The Navy now has additional access to Boeing's F/A-18E/F Super Hornet and EA-18G Growler technical data, allowing the service to support full sustainment of the aircraft.
An increase of over $1 billion to a previously awarded contract will allow the Navy to receive Phase One of a technical data package, composed of “Boeing-owned technical data for aircraft support equipment tooling and some limited supplier technical data,” according to a Navy spokesperson.
The Navy will keep pursuing additional technical data owned by Boeing suppliers to continue long-term sustainment of the aircraft, Navy spokesperson Elizabeth Fahrner told Inside Defense.
This data allows the Navy to sustain the Super Hornet and Growler by “expanding I-Level capabilities, developing and implementing reliability improvements, managing obsolescence, performing organic upgrades, technology insertion and maintaining readiness and safety,” Fahrner added.
The Navy already had access to some of the data through Boeing’s data systems, yet this new contract “allows the Navy to take delivery of the technical data package into Navy data systems to support transition to full sustainment at the end of production,” Fahrner said.
The contract award follows a lengthy push by the Navy to acquire the intellectual property needed to maintain and repair Super Hornets. In March 2023, Navy Secretary Carlos Del Toro told lawmakers at a House Appropriations defense subcommittee hearing that the service needs the data to perform repairs in the field.

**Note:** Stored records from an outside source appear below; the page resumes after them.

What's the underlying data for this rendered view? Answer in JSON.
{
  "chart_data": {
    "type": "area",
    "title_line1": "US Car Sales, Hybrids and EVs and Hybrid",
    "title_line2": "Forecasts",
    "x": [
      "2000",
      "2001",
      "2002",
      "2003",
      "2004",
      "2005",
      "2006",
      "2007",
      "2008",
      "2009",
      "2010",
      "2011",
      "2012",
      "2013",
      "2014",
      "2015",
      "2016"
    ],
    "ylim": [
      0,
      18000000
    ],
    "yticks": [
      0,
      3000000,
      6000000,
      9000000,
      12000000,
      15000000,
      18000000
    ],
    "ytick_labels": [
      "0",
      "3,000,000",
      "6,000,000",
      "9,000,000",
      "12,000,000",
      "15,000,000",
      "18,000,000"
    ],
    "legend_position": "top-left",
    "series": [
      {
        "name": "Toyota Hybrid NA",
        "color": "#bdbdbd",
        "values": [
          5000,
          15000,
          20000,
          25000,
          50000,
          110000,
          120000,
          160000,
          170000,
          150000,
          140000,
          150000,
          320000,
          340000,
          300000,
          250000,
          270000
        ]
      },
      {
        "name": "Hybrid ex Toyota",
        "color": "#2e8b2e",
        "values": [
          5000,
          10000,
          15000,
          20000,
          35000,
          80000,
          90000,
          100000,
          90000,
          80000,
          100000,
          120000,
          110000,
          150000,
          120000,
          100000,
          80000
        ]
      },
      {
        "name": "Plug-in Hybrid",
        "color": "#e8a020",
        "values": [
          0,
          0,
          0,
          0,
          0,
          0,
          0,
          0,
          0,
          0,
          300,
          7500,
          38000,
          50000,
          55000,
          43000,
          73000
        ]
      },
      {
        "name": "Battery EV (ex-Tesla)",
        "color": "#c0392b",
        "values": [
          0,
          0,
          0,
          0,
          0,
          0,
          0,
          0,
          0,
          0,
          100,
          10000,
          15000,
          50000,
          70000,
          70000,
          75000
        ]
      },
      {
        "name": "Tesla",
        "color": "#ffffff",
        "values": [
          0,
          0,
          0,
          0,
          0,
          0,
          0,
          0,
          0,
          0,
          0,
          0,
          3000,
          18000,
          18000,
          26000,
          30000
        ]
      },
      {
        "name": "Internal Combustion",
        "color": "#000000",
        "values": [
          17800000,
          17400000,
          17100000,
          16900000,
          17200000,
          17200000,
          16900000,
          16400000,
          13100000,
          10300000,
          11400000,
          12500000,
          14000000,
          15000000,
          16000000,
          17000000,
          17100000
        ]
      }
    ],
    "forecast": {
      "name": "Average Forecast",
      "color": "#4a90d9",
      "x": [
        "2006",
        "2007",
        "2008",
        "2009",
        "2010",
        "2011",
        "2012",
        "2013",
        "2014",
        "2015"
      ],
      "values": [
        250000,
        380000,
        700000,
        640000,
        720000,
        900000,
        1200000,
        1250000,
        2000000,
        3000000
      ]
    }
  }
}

In the event of conflict with China, for example, sending aircraft back to the United States for repairs could cost unnecessary time and money, he said.
“We’re going to have to repair those things ourselves, which means . . . we need -- on behalf of the American people and our service members -- the data rights, the full data rights package that we paid for and deserve to have in order to be able to repair and sustain those aircraft in combat,” Del Toro said at the time.
Rep. Mike Garcia (R-CA) pushed back against the secretary’s claim and told Inside Defense last July that the supply chain could be put at risk if the technical data package was fully handed over to the Navy.
“You’re asking companies to give up intellectual property that may actually compromise their seed corn,” he said. “Businesses run the risk of the government trying to replicate what [they] do for a living. You may not have an operation if they figure it out correctly.”